L’information sur la levée de l’interdiction de l’exportation des voitures made in Morocco en Egypte émane du ministre de l’Industrie et du commerce du Maroc, Ryad Mezzour.
Cette réadmission des voitures marocaines sur le marché égyptien intervient après des négociations entre les deux parties ayant abouti à l’aplanissement des obstacles de part et d’autre dans l’exploitation mutuellement avantageuse de l’accord de libre-échange que le Maroc et l’Egypte ont signé en 2004 et mis en application en 2007. D’autres pays arabes de la région Méditerranée en l’occurrence la Tunisie, la Jordanie, le Liban et la Palestine sont également membres de cet accord de commerce, plus connu sous l’appellation: Accord d’Agadir.

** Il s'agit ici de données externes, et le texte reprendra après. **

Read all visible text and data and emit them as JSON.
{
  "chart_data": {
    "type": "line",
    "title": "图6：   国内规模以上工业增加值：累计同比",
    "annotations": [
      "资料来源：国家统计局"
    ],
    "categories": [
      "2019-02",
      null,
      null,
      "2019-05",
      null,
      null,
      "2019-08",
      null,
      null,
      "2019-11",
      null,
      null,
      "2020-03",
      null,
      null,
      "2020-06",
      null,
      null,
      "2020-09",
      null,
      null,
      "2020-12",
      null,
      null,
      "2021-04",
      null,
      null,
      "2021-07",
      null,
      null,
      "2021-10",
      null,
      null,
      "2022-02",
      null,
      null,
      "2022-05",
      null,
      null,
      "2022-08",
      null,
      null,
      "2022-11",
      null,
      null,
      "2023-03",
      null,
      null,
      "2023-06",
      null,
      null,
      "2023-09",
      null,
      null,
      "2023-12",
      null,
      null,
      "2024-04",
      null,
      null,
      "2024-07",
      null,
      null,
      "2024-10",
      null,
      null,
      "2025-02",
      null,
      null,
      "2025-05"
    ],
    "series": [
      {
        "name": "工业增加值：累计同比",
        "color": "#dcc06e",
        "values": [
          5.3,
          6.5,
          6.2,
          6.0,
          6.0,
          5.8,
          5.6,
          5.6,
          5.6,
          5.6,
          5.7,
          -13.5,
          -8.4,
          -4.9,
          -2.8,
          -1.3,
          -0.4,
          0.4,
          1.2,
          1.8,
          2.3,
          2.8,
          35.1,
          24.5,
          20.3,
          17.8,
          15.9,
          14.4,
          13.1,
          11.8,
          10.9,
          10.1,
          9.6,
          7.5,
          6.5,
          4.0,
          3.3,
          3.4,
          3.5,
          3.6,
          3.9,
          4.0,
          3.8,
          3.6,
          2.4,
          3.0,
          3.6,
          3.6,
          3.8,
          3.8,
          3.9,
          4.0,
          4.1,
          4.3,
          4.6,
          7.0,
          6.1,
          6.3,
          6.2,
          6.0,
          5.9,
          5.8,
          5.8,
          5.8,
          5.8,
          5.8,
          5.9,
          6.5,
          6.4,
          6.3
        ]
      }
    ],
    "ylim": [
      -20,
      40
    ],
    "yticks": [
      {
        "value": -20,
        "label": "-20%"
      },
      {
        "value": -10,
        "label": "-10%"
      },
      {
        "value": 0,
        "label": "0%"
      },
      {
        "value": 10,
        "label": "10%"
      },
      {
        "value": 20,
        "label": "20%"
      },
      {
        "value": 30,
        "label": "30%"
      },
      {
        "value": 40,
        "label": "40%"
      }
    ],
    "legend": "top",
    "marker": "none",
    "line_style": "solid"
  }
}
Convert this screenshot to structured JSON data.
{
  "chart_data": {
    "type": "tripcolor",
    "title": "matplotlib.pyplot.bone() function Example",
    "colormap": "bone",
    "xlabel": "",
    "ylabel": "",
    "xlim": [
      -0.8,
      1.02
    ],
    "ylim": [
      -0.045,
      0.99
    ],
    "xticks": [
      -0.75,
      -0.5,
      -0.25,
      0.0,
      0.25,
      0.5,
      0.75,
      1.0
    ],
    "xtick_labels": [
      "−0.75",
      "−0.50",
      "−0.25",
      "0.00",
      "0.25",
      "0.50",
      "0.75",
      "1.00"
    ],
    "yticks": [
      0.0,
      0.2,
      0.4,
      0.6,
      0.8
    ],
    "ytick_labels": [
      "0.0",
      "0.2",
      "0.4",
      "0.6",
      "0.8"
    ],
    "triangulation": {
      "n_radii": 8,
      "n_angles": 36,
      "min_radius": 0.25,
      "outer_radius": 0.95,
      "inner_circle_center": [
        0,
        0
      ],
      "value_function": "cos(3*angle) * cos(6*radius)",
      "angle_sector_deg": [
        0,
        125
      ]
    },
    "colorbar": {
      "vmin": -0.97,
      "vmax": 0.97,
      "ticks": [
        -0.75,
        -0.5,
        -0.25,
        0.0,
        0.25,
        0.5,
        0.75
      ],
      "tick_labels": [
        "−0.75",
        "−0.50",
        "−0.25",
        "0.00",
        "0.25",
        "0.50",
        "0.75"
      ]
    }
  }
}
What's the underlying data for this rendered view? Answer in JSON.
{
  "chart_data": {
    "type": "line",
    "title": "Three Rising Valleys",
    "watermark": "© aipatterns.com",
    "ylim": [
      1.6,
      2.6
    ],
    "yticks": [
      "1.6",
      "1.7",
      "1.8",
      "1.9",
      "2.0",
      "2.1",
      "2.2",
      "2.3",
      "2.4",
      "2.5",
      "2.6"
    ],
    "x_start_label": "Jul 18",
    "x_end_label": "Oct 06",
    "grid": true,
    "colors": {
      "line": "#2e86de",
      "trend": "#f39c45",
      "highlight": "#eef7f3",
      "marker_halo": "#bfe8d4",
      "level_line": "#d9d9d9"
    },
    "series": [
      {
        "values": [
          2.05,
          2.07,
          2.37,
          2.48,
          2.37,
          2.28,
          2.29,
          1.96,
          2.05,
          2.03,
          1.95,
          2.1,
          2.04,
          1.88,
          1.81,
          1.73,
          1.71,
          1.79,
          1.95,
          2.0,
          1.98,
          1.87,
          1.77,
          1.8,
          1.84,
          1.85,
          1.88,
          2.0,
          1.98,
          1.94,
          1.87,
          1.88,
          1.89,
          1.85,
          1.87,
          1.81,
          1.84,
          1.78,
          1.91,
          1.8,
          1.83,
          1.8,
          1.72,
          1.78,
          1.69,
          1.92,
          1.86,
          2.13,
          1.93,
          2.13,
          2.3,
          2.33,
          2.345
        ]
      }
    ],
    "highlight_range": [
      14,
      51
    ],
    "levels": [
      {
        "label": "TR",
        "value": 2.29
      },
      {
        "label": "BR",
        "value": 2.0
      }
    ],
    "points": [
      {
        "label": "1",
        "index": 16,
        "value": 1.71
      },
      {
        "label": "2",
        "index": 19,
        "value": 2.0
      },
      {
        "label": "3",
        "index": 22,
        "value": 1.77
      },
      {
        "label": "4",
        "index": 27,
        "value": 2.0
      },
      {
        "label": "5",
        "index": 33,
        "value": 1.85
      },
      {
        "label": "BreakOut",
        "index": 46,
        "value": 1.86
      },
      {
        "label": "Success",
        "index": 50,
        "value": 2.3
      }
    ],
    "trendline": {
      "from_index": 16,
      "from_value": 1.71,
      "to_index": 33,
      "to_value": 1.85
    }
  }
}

A titre de rappel, l’une des clauses de l’Accord d’Agadir est la levée de l’interdiction d’importations des voitures de l’usine de Tanger Med, avec une exonération totale des droits de douane.
Il faut noter aussi que selon le ministre de tutelle, l’Institut marocain de normalisation (IMANOR), un organisme public, est accrédité pour se prononcer sur la mise en place d’un système de contrôle de qualité par les usines et les entreprises marocaines.
Ceci étant, sur le registre des investissements directs étrangers, il faut noter qu’en la matière notamment industriels que le Maroc a capté 77,5 milliards de dirhams, soit environ 8,70 milliards de dollars US entre 1991 et 2000, 249 milliards de dirhams entre 2001 et 2010 et 351,5 milliards de dirhams, soit quelque 39,40 milliards de dollars US entre 2011 et 2020. Une progression géométrique qui s’explique par le dynamisme que connaît le secteur de l’industrie automobile et les autres industries qui lui sont connexes au Maroc.